China’s Yuan Sinks To Weakest In 11 Years Amid Trade Tension

China’s currency slid on Monday to its weakest point in more than 11 years as concerns over the US trade war and the potential for global recession weighed on markets. The onshore yuan was around 7.1425 to the US dollar in late morning Asian trading, its weakest point since early 2008, but slightly off lows reached earlier in the day.

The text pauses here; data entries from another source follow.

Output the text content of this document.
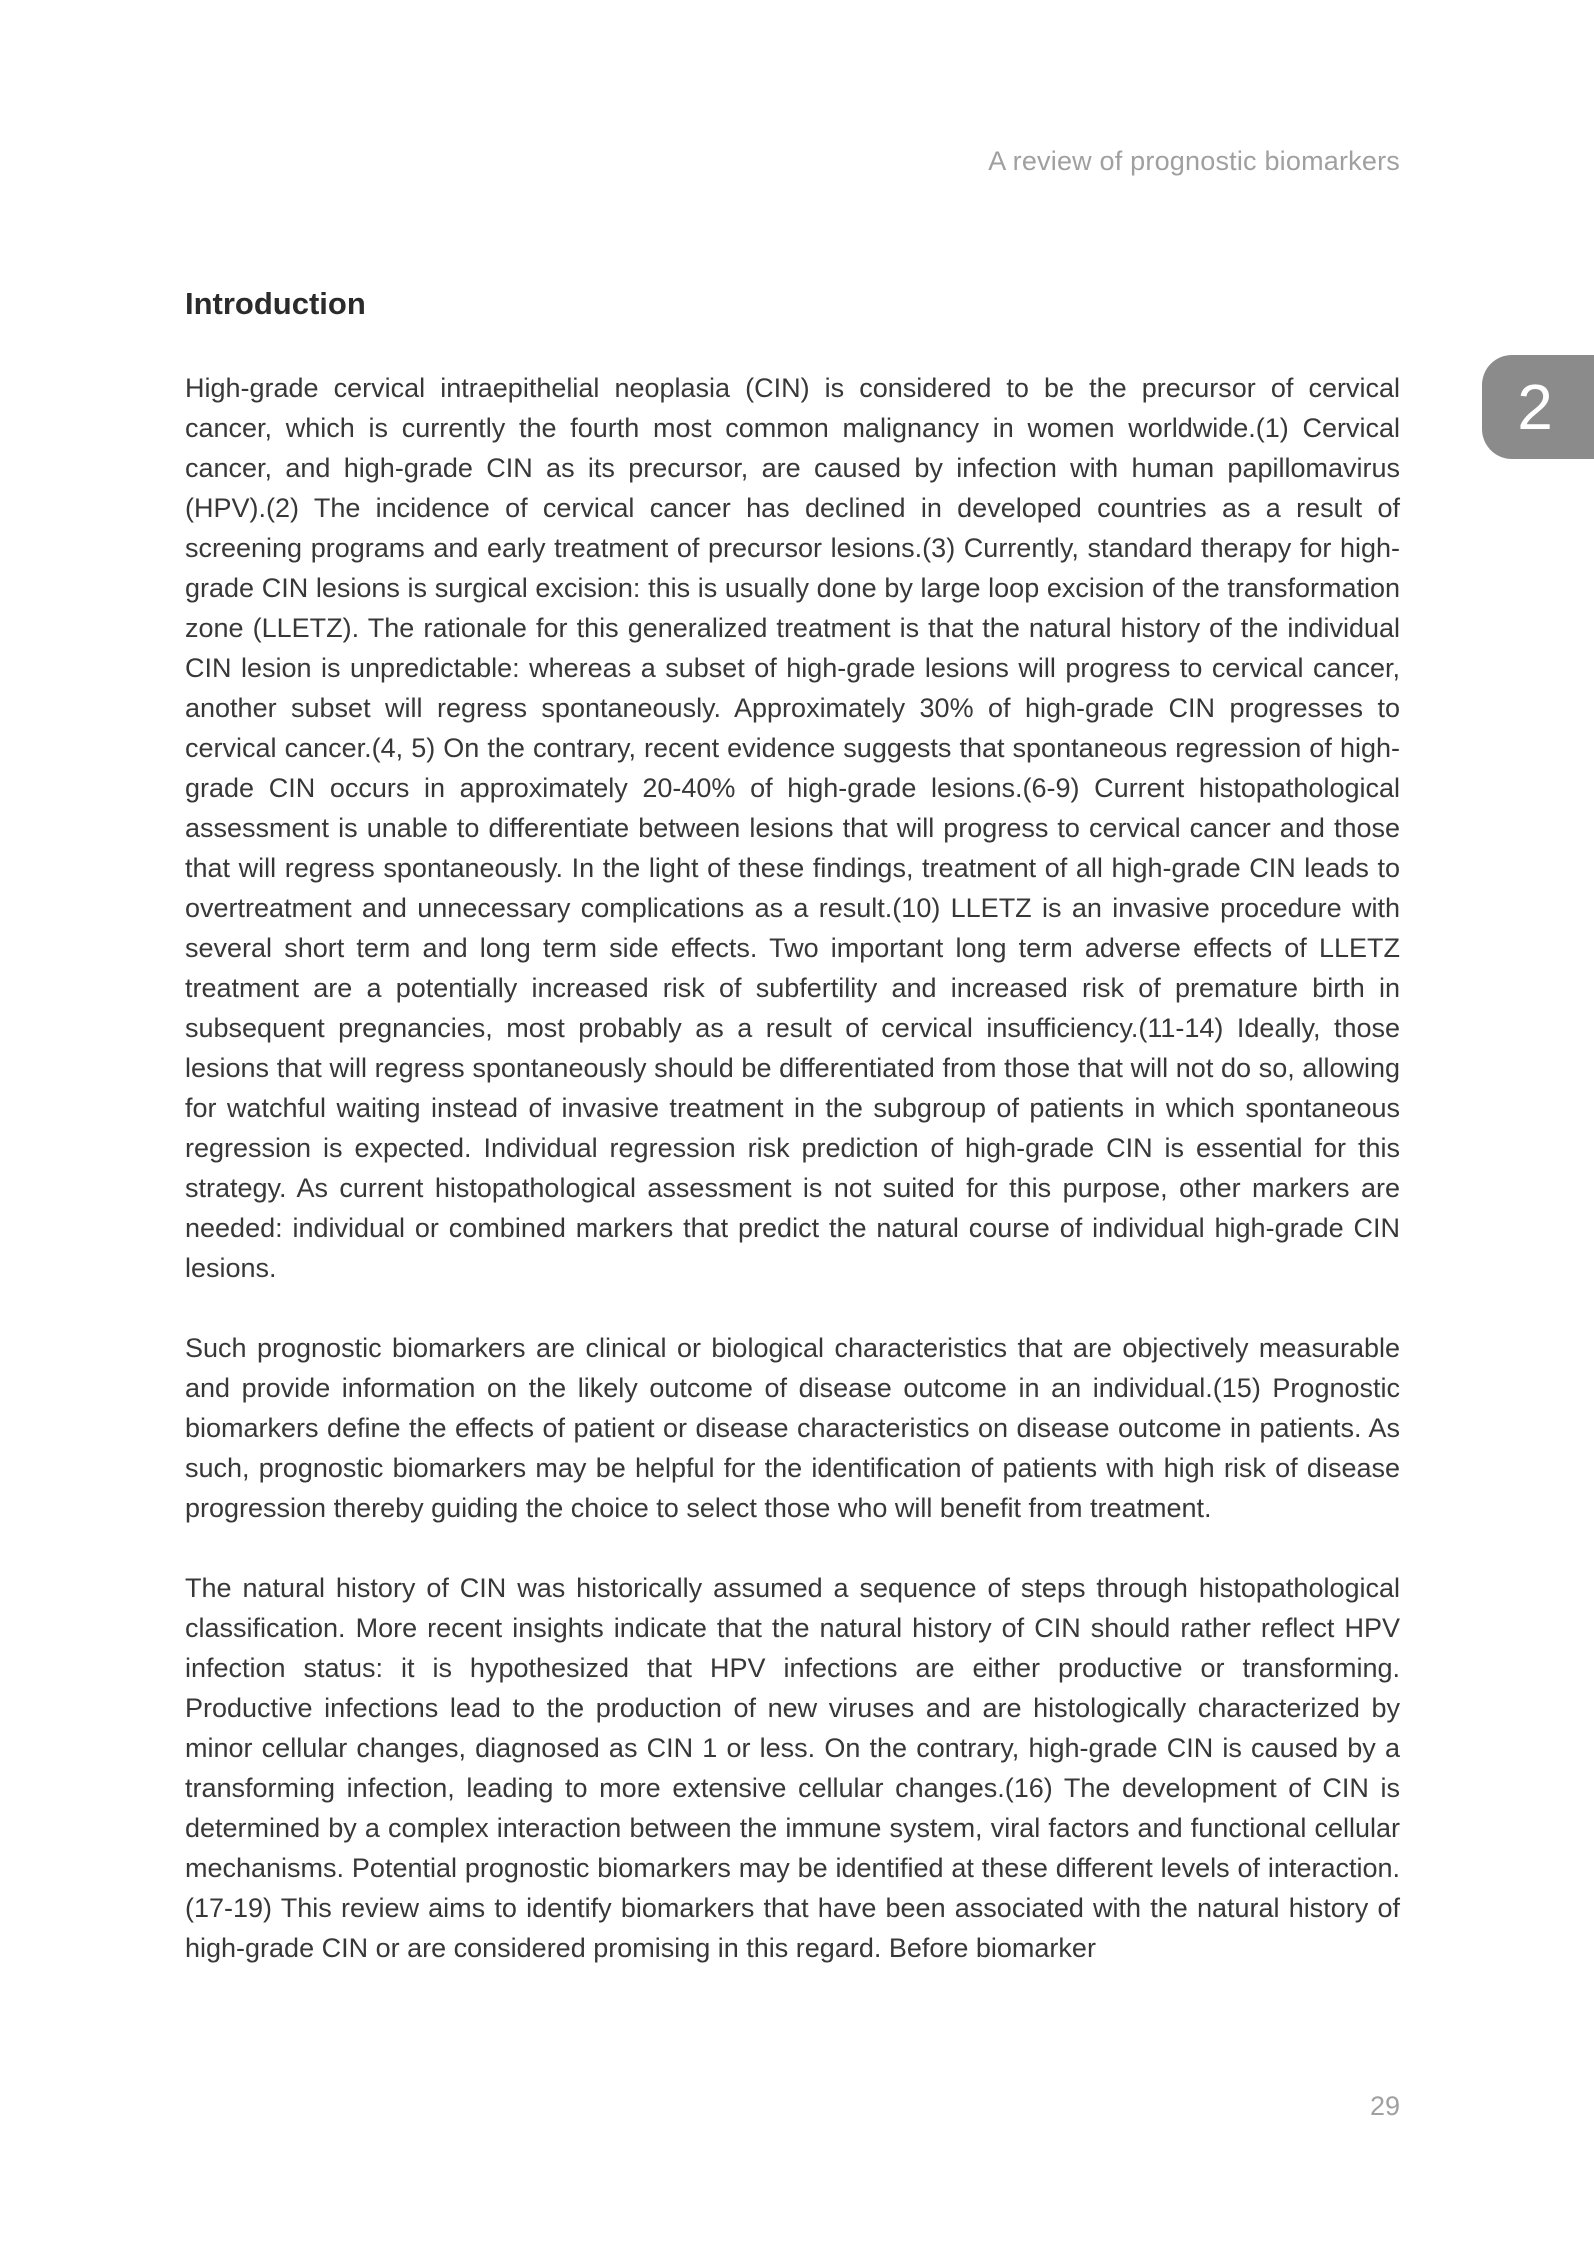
A review of prognostic biomarkers
2
Introduction

High-grade cervical intraepithelial neoplasia (CIN) is considered to be the precursor of cervical cancer, which is currently the fourth most common malignancy in women worldwide.(1) Cervical cancer, and high-grade CIN as its precursor, are caused by infection with human papillomavirus (HPV).(2) The incidence of cervical cancer has declined in developed countries as a result of screening programs and early treatment of precursor lesions.(3) Currently, standard therapy for high-grade CIN lesions is surgical excision: this is usually done by large loop excision of the transformation zone (LLETZ). The rationale for this generalized treatment is that the natural history of the individual CIN lesion is unpredictable: whereas a subset of high-grade lesions will progress to cervical cancer, another subset will regress spontaneously. Approximately 30% of high-grade CIN progresses to cervical cancer.(4, 5) On the contrary, recent evidence suggests that spontaneous regression of high-grade CIN occurs in approximately 20-40% of high-grade lesions.(6-9) Current histopathological assessment is unable to differentiate between lesions that will progress to cervical cancer and those that will regress spontaneously. In the light of these findings, treatment of all high-grade CIN leads to overtreatment and unnecessary complications as a result.(10) LLETZ is an invasive procedure with several short term and long term side effects. Two important long term adverse effects of LLETZ treatment are a potentially increased risk of subfertility and increased risk of premature birth in subsequent pregnancies, most probably as a result of cervical insufficiency.(11-14) Ideally, those lesions that will regress spontaneously should be differentiated from those that will not do so, allowing for watchful waiting instead of invasive treatment in the subgroup of patients in which spontaneous regression is expected. Individual regression risk prediction of high-grade CIN is essential for this strategy. As current histopathological assessment is not suited for this purpose, other markers are needed: individual or combined markers that predict the natural course of individual high-grade CIN lesions.

Such prognostic biomarkers are clinical or biological characteristics that are objectively measurable and provide information on the likely outcome of disease outcome in an individual.(15) Prognostic biomarkers define the effects of patient or disease characteristics on disease outcome in patients. As such, prognostic biomarkers may be helpful for the identification of patients with high risk of disease progression thereby guiding the choice to select those who will benefit from treatment.

The natural history of CIN was historically assumed a sequence of steps through histopathological classification. More recent insights indicate that the natural history of CIN should rather reflect HPV infection status: it is hypothesized that HPV infections are either productive or transforming. Productive infections lead to the production of new viruses and are histologically characterized by minor cellular changes, diagnosed as CIN 1 or less. On the contrary, high-grade CIN is caused by a transforming infection, leading to more extensive cellular changes.(16) The development of CIN is determined by a complex interaction between the immune system, viral factors and functional cellular mechanisms. Potential prognostic biomarkers may be identified at these different levels of interaction.(17-19) This review aims to identify biomarkers that have been associated with the natural history of high-grade CIN or are considered promising in this regard. Before biomarker

29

        Global economic tensions have intensified in recent days with the Washington and Beijing raising tariffs on each other’s imports, President Donald Trump calling on US businesses to leave China, and the fracas fuelling warnings of a worlwide downturn. The yuan is not freely convertible and the Chinese government limits its movement against the dollar to a two percent range on either side of a figure that the central bank sets each day to reflect market trends and control volatility. The People’s Bank of China has set that rate steadily weaker in recent weeks and on Monday put it at 7.057 to the dollar. Allowing the yuan to depreciate makes Chinese exports cheaper, and offsetting some of the burden of punitive US tariffs. The gloves are coming off on both sides and as such yuan depreciation is an obvious cushion against US tariffs,” Mitul Kotecha, a senior emerging markets economist at Toronto-Dominion Bank told Bloomberg news. As long as China can ensure that yuan weakness is well controlled, i.e. it does not provoke strong outflows, expect to see further depreciation in the currency. The yuan breached the key 7.0 threshold against the dollar earlier in August, just days after the US announced plans to impose fresh tariffs on Chinese imports from September 1. The plunge past 7.0 prompted Washington to officially brand Beijing a “currency manipulator” and raised fresh concerns that the two sides were weaponising economic policies. US politicians have long accused China of keeping its currency artificially low in order to increase the competitiveness of its manufacturers. But Washington had previously refrained from branding China a “manipulator”, as that was seen as a significant escalation in trade tension between the world’s two biggest economies. The designation is largely symbolic, however, as it calls for consultations with countries found to be manipulating. But it could gain teeth if the Commerce Department begins imposing tariffs on countries determined to be undervaluing their currencies, as the department earlier this year said it plans to do. Trump this month angrily accused Beijing of weakening the yuan “to steal our businesses and factories”. A statement by the office of US Treasury Secretary Steven Mnuchin after the “currency manipulator” tag was applied said he would engage the International Monetary Fund “to eliminate the unfair competitive advantage created by China’s latest actions”.